Prendiamo l’esempio della crisi economica: pur non appartenendo di certo a quel filone drammatico-liturgico che postula che la crisi sia colpa “de li politici”, mi chiedo come mai nessuno (né della maggioranza che sostiene il governo né nella quasi ancor più inguardabile opposizione) si sia preso l’impegno di sedersi con tutti attorno a un tavolo e prendere decisioni serie, credibili, immediate in materia di politiche industriali . Perché nessuno lo ha fatto? Ci sarebbe, in merito, una personale spiegazione la cui sintesi parte da un’osservazione della realtà: da un po’ di anni (troppi, a dire il vero) le campagne elettorali non vengono più fatte in base al meccanismo “il mio programma è questo e io su questo punto sono convinto si debba agire nel tale modo”; no, il discorso ricorrente è: “tizio ha fatto questa cosa contro i cittadini e quindi io sono la migliore alternativa”.

Possibile che ogni volta si debba ricominciare da capo? Possibile che non ci si scusi con i cittadini per i tanti errori fatti e si proponga qualcosa di vero, diverso da una ennesima e stanchevole rilettura di ciò che è stato? Dove è finita quella “politica dei lunghi pensieri”, dei progetti, dell’ardire? Certo, la classe politica ha fallito. Ma siamo sicuri noi, cittadini di quella tanto celebrata società civile, di essere così migliori di quella tanto vituperata casta politica? Non abbiamo perso anche noi un po’ di quella sana passione democratica che sta alla base stessa della democrazia? Il rispetto e il buon funzionamento delle istituzioni è certamente importante, ma come è possibile concepire l’idea di una democrazia degli apparati priva di un substrato culturale radicato e forte?

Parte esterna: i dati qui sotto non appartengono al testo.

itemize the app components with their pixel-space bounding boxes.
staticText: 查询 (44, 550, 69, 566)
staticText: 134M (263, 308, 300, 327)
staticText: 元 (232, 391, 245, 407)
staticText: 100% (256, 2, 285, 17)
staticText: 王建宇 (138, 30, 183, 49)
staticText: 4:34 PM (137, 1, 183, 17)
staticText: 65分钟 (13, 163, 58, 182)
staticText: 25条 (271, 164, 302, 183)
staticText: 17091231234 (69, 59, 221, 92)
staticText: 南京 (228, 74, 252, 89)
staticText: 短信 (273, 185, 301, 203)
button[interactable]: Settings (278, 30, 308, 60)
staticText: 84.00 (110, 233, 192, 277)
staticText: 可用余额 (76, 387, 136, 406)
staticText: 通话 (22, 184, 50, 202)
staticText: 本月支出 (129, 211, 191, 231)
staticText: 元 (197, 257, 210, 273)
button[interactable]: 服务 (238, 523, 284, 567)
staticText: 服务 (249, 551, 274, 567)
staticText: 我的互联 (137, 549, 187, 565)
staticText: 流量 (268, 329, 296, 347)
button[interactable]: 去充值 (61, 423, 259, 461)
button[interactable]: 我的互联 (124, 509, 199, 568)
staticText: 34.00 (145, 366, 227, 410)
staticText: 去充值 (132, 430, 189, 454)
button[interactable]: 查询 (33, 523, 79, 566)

C’è la crisi, è vero: manca il lavoro, mancano i soldi, manca la speranza, il futuro, la possibilità. Potrebbe essere, questa crisi, una buona occasione per guardare in faccia la realtà e chiederci che cosa abbiamo fatto noi per essere diversi da quelli che critichiamo e, magari, per chiedersi se basta restituire qualche soldo per essere definiti “politici onesti”. Lo disse con una lucidità impressionante il Presidente Roosevelt nell’aprile del 1938, quando la democrazia, più che la regola, era un privilegio di pochi:

«La democrazia è scomparsa in diverse altre grandi nazioni – scomparsa non perché il popolo di quelle nazioni non amasse la democrazia, ma perché si era stancato di disoccupazione e di insicurezza, di vedere i propri figli affamati, mentre era seduto impotente di fronte alla confusione del governo, la debolezza del governo, debolezza per mancanza di leadership nel governo. Infine, in preda alla disperazione, i cittadini hanno scelto di sacrificare la libertà nella speranza di ottenere qualcosa da mangiare».

Sarebbe bene ricordarsene sempre, senza cedere alla soluzione più semplice, meno faticosa, la decisione che in realtà è una delega etica, morale e culturale a chi grida più forte, a chi sbraita e dall’alto del suo balcone si autoproclama migliore di tutti gli altri.